Adrian Leftwich


Adrian Leftwich was a white South African student leader active in the early 1960s in the Anti-apartheid struggle. He came to Britain, where he was a prominent academic in the politics department at the University of York.

Anti-apartheid activism in South Africa

Leftwich was best known among South African students of his generation for turning state evidence against his collaborators in a 1964 anti-apartheid bomb plot with the African Resistance Movement. He and a small group of fellow students blew up a Cape Town suburban railway signal cable after which he was detained on 4 July 1964. He collaborated with the police under threat of torture and other members of the movement were arrested.
While some of those arrested maintained bitter resentment against Leftwich, others made efforts to reconcile with him. Stephanie Kemp, who spent time in jail for her involvement in the bombing, stated on her Facebook page that she had "gone through a painful journey of reconciliation with him over 12 or more years. He was the same person, although he could never forget his fall almost 50 years ago.
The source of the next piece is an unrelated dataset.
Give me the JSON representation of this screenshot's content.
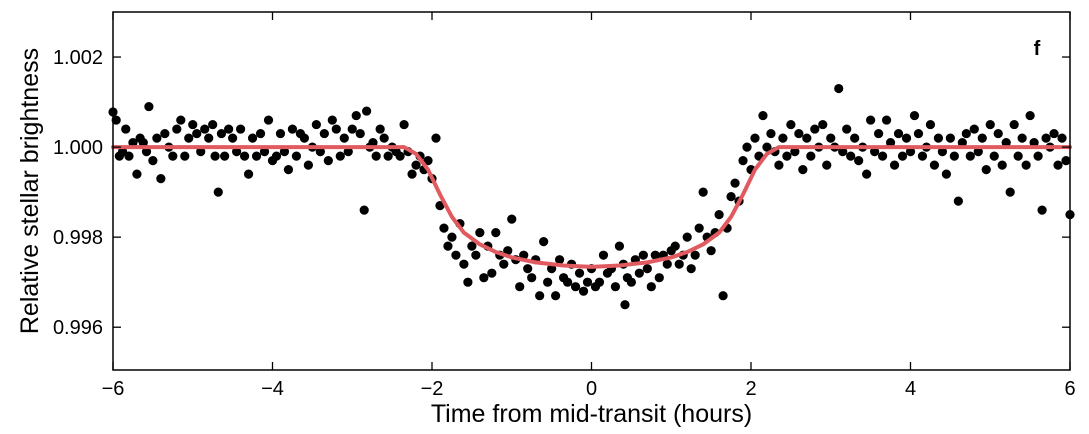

I remember him for his courage in taking on the apartheid state at such a young age and his fortitude in bearing the notoriety of stumbling in the face of enormous state repression." Author Hugh Lewin, who was also jailed for his role, wrote of his path to reconciliation with Leftwich in the book Stones Against the Mirror: Friendship in the Time of the South African Struggle.

Later life

In the UK, Leftwich worked on the politics of development, and was one of the foremost thinkers in the now increasingly popular political settlements approach to development, which sees deals between leading groups as crucial for effective development. He was research director of the Developmental Leadership Programme, which looks into the key roles played by leaders, elites, and coalitions in economic development. He noted that "development has also managed to come around in states that are run by corrupt elites - just as long as these elites are relatively less corrupt and as long as they are determined in the cause of development, independent of the special interest groups.

Family and personal

He died in 2013 of lung cancer, four months after diagnosis, leaving a daughter and a son, Benjamin Francis Leftwich.